40 years ago, to the day, Simone Veil took to the rostrum of the National Assembly to defend her bill aimed at legalizing the right to abortion. It was necessary to fight, “to collect insults and violence with anti-Semitic overtones”, as the Parisian reminds us, but the voluntary termination of pregnancy has come out of hiding.
Forty years later, unfortunately there are still battles to be fought, because women still encounter obstacles. That is why MEPs should adopt a draft resolution today, a symbolic text, as Dominique Quinio points out in La Croix, which reaffirms the “fundamental right to termination of pregnancy”.
In 40 years, however, France has not stood still. Gradually, parliamentarians strengthened the right to abortion, notes Le Parisien: in 1982, it was the right to reimbursement, in 1993, an offense of obstructing abortion was created, and in 2001, the legal deadline is increased from ten to twelve weeks and independent doctors are authorized to perform medical abortions. Just recently, a law removed the “situation of distress” from the list of conditions for benefiting from this right.

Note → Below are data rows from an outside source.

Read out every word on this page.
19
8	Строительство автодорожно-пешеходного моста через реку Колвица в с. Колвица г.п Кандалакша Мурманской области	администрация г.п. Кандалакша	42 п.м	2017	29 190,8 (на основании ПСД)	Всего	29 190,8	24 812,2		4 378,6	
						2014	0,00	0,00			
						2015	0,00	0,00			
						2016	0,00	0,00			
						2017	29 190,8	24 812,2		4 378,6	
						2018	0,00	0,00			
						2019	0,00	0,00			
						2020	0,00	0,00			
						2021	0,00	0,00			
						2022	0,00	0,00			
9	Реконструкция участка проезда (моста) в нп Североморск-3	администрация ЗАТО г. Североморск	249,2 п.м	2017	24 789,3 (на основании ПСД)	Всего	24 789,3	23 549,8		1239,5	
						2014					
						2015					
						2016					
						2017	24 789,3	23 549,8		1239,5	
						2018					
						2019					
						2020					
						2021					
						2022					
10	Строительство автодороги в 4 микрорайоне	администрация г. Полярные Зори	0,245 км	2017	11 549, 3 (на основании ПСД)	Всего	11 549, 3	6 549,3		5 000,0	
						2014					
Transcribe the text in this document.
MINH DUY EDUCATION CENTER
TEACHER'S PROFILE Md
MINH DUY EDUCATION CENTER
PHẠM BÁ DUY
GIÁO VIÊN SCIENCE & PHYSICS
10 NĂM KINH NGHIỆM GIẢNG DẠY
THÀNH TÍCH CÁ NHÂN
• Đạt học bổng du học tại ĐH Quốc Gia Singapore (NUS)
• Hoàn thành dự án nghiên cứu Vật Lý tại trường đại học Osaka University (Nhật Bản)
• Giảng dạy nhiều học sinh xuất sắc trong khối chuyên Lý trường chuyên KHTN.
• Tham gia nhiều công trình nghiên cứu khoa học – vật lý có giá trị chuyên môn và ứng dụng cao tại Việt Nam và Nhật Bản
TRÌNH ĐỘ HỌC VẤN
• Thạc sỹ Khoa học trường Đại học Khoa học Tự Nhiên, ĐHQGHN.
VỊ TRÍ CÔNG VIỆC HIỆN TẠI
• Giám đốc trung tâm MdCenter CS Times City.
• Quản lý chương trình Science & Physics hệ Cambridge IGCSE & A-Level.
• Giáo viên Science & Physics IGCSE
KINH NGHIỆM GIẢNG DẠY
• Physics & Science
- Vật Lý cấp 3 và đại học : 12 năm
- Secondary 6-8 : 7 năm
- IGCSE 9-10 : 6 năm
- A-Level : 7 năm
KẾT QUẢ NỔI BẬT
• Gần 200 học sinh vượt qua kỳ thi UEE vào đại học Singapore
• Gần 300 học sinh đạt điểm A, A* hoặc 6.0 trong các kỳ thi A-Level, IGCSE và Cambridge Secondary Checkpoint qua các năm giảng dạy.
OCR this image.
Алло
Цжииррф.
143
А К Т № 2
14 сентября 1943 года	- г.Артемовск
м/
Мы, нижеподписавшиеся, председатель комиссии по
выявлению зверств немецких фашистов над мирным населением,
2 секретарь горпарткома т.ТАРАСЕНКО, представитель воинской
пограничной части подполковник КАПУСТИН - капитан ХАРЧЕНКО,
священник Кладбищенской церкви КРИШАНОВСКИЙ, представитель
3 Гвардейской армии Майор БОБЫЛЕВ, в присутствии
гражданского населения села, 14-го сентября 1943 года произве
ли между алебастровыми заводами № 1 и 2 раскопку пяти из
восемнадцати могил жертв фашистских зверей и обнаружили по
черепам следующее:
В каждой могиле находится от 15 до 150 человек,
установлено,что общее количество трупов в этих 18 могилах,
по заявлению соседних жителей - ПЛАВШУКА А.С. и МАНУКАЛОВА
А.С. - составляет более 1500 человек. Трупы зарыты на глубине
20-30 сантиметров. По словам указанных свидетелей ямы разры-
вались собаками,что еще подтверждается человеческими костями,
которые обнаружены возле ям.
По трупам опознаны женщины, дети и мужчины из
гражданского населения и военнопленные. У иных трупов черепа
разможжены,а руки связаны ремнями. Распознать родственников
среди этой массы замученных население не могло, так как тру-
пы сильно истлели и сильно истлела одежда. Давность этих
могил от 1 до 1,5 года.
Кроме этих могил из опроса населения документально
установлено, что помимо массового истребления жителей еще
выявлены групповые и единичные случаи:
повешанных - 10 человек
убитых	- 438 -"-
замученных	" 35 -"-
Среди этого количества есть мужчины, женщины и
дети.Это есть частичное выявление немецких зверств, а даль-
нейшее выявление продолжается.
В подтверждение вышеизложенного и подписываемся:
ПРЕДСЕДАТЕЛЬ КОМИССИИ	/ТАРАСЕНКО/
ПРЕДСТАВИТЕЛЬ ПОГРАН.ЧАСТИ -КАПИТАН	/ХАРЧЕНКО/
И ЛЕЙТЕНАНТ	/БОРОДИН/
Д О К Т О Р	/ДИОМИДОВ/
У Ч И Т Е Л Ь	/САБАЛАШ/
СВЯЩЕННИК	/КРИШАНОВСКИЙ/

Developments that are shocking compared to the number of abortions, which does not change: some 220,000 abortions per year. All the more surprising since France is one of the countries where women have the most recourse to contraception. “Our country seems to have failed to provide responsible sexual and emotional education, accessible to all, which prevents unwanted pregnancies”, says Flore Thomasset in La Croix. The roots of this failure are multiple. ” In France, only three methods are reimbursed while there are twelve”says Marie-Pierre Martinet, secretary general of Family Planning, in the daily.
But, is there an urgent need to lower this figure, which has been stable for more than ten years? Or should we first tackle the obstacles that always stand in the way of women who make this difficult choice? Marisol Toutaine has chosen: she is going to launch a vast national plan to improve access to abortion.